CN=MyCommonName,1.1.1.1=MyCustomOid,C=SE Where 1.1.1.1 is your custom OID

Note that custom OIDs are always encoded as UTF8String in the DN.

To enable support for custom OIDs in the Admin GUI, edit the file src/java/profilemappings.properties and add your new OID at the end of the file. Follow the example in the file to add your OID in the End Entity Profile, and add new users. After updating the profilemappings.properties, always edit the appropriate language properties file modules/admin-gui/resources/languages/languagefile.<your language>.properties and add the last field in the profilemappings.properties file, i.e. the LanguageConstant. This is required in order to avoid that your new field is displayed in the Admin GUI as the key you entered.

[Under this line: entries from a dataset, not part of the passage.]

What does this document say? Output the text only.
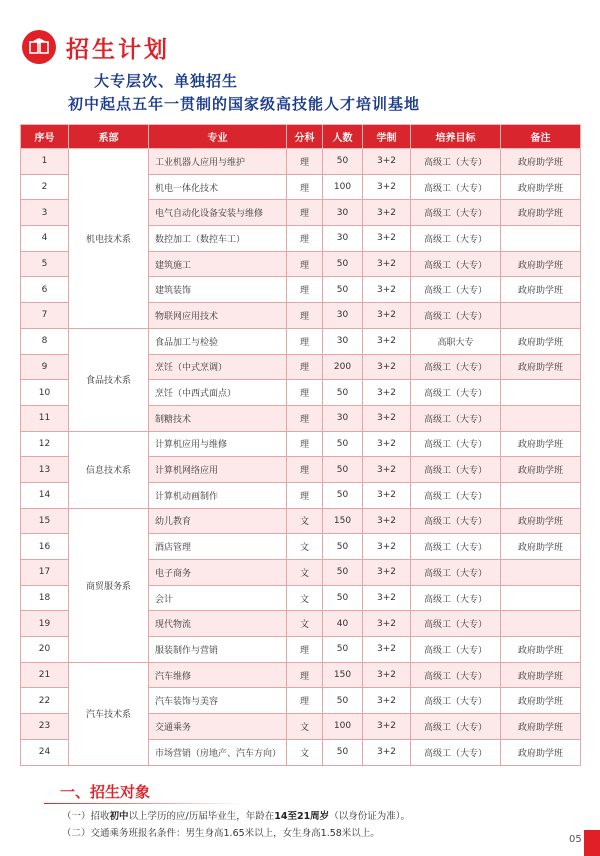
招生计划
大专层次、单独招生
初中起点五年一贯制的国家级高技能人才培训基地
序号	系部	专业	分科	人数	学制	培养目标	备注
1	机电技术系	工业机器人应用与维护	理	50	3+2	高级工（大专）	政府助学班
2		机电一体化技术	理	100	3+2	高级工（大专）	政府助学班
3		电气自动化设备安装与维修	理	30	3+2	高级工（大专）	政府助学班
4		数控加工（数控车工）	理	30	3+2	高级工（大专）	
5		建筑施工	理	50	3+2	高级工（大专）	政府助学班
6		建筑装饰	理	50	3+2	高级工（大专）	政府助学班
7		物联网应用技术	理	30	3+2	高级工（大专）	
8	食品技术系	食品加工与检验	理	30	3+2	高职大专	政府助学班
9		烹饪（中式烹调）	理	200	3+2	高级工（大专）	政府助学班
10		烹饪（中西式面点）	理	50	3+2	高级工（大专）	
11		制糖技术	理	30	3+2	高级工（大专）	
12	信息技术系	计算机应用与维修	理	50	3+2	高级工（大专）	政府助学班
13		计算机网络应用	理	50	3+2	高级工（大专）	政府助学班
14		计算机动画制作	理	50	3+2	高级工（大专）	
15	商贸服务系	幼儿教育	文	150	3+2	高级工（大专）	政府助学班
16		酒店管理	文	50	3+2	高级工（大专）	政府助学班
17		电子商务	文	50	3+2	高级工（大专）	
18		会计	文	50	3+2	高级工（大专）	
19		现代物流	文	40	3+2	高级工（大专）	
20		服装制作与营销	理	50	3+2	高级工（大专）	政府助学班
21	汽车技术系	汽车维修	理	150	3+2	高级工（大专）	政府助学班
22		汽车装饰与美容	理	50	3+2	高级工（大专）	政府助学班
23		交通乘务	文	100	3+2	高级工（大专）	政府助学班
24		市场营销（房地产、汽车方向）	文	50	3+2	高级工（大专）	政府助学班
一、招生对象
（一）招收初中以上学历的应/历届毕业生，年龄在14至21周岁（以身份证为准）。
（二）交通乘务班报名条件：男生身高1.65米以上，女生身高1.58米以上。
05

By default, EJBCA places unknown OIDs at the end. For example, the DN can be displayed as CN=MyCommonName,C=SE,1.1.1.1=MyCustomOid (if looking at the ASN.1 encoding, different applications display in a different order regardless of the ASN.1 encoding). To control the ASN.1 ordering of DN elements, add a file named dncomponents.properties in the directory ejbca/src/java. The file dncomponents.properties.sample in the distribution displays the default order in EJBCA and can be used as an example. Note that your custom OID must be ordered in the correct place in the dncomponents.properties file and the file must include all components from the sample file. Also note that you can control the order also in the certificate profile, via the Custom Subject DN Order field. After updating the dncomponents.properties file, runt ant clean before re-deploying EJBCA.